The parties shall advance on an equal basis any necessary costs of the arbitration, such as reporter's fees and arbitrator's fees, except for cases brought by a Member under Federal law where such fee shifting is not contemplated by the applicable Federal law. The prevailing party shall be entitled to recover as part of the award all such advanced costs and reasonable attorneys' fees and related costs, fees or expenses of the arbitration, except for Federal law actions where prevailing party attorney’s fees are not provided for against the Member. In the event of any dispute over any such fees and costs, each party may apply to the arbitrator within 30 days of the decision on the merits for a determination of an award of fees, costs and expenses. The arbitrator shall enter an award on such application within 30 days from its receipt, without a hearing, but with consideration of any factual materials or brief submitted by the parties, and such award shall be paid within 30 days from the date of such award. Any time period set by this paragraph may be shortened or extended by the mutual agreement of the parties to the arbitration.

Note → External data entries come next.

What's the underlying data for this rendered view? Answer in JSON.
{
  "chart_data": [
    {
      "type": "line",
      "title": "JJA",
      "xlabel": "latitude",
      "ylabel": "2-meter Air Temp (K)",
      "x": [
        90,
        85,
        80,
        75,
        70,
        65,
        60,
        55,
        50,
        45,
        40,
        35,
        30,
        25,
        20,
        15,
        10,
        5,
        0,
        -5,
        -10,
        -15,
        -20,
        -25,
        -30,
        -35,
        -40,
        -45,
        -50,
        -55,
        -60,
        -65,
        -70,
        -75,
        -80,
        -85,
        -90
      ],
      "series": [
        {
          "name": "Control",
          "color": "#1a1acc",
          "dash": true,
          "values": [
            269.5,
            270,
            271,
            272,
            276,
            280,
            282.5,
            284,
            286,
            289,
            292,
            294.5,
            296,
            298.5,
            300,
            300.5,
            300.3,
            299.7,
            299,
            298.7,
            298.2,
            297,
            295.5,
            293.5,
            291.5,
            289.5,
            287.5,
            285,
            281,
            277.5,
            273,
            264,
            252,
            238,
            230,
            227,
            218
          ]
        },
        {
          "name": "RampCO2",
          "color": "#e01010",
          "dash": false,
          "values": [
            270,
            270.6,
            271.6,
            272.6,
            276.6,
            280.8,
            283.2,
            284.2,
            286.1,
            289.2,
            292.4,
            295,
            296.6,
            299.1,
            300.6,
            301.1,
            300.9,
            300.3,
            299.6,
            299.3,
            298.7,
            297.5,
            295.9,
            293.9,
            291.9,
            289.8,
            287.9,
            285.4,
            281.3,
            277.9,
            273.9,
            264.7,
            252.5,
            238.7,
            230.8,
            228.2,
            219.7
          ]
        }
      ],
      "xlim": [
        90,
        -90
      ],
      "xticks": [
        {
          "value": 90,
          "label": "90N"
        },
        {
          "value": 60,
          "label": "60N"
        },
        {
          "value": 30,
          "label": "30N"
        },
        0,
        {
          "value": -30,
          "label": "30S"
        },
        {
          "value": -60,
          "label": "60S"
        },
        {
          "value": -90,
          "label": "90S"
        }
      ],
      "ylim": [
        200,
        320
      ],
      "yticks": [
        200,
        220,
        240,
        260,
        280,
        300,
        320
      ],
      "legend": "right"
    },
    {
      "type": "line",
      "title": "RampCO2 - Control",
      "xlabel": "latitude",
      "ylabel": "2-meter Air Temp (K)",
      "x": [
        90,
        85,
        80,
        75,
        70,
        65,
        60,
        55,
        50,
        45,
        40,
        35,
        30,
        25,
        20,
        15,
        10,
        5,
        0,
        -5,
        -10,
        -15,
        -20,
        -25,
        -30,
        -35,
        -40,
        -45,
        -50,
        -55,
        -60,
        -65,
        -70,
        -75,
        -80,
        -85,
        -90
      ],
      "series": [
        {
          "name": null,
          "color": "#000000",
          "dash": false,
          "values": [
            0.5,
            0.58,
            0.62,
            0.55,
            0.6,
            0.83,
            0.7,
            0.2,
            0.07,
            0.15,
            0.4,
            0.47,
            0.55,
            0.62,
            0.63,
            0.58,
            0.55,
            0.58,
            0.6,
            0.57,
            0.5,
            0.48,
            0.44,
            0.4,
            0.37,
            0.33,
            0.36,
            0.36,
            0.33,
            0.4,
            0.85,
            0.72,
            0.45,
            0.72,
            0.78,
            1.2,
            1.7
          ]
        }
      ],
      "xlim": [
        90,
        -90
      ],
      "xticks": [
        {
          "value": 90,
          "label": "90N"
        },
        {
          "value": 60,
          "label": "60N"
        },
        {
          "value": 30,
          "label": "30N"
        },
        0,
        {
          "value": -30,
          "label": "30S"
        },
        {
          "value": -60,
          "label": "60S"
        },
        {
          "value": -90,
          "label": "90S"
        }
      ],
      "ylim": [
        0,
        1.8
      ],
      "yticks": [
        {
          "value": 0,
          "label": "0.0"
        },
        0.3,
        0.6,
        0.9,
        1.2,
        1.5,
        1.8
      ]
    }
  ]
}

If any court or arbitrator shall find any provision of this Article to be in violation of or in contradiction to the applicable law, the parties agree such provision or provisions shall be deemed to conform to the applicable law. Should any Member bring suit against the Club or others in contravention of this arbitration mandate, all costs and expenses incurred by the Club or others in the defense of such suit, including court costs, attorneys' fees and other costs including paraprofessional fees and travel costs through all trial and appellate proceedings, shall be recoverable as part of the arbitration award.

Judgment upon the award rendered in such arbitration shall be entered by any court having jurisdiction thereof, and the judgment shall be entered unless the award is vacated, modified or corrected as provided by law.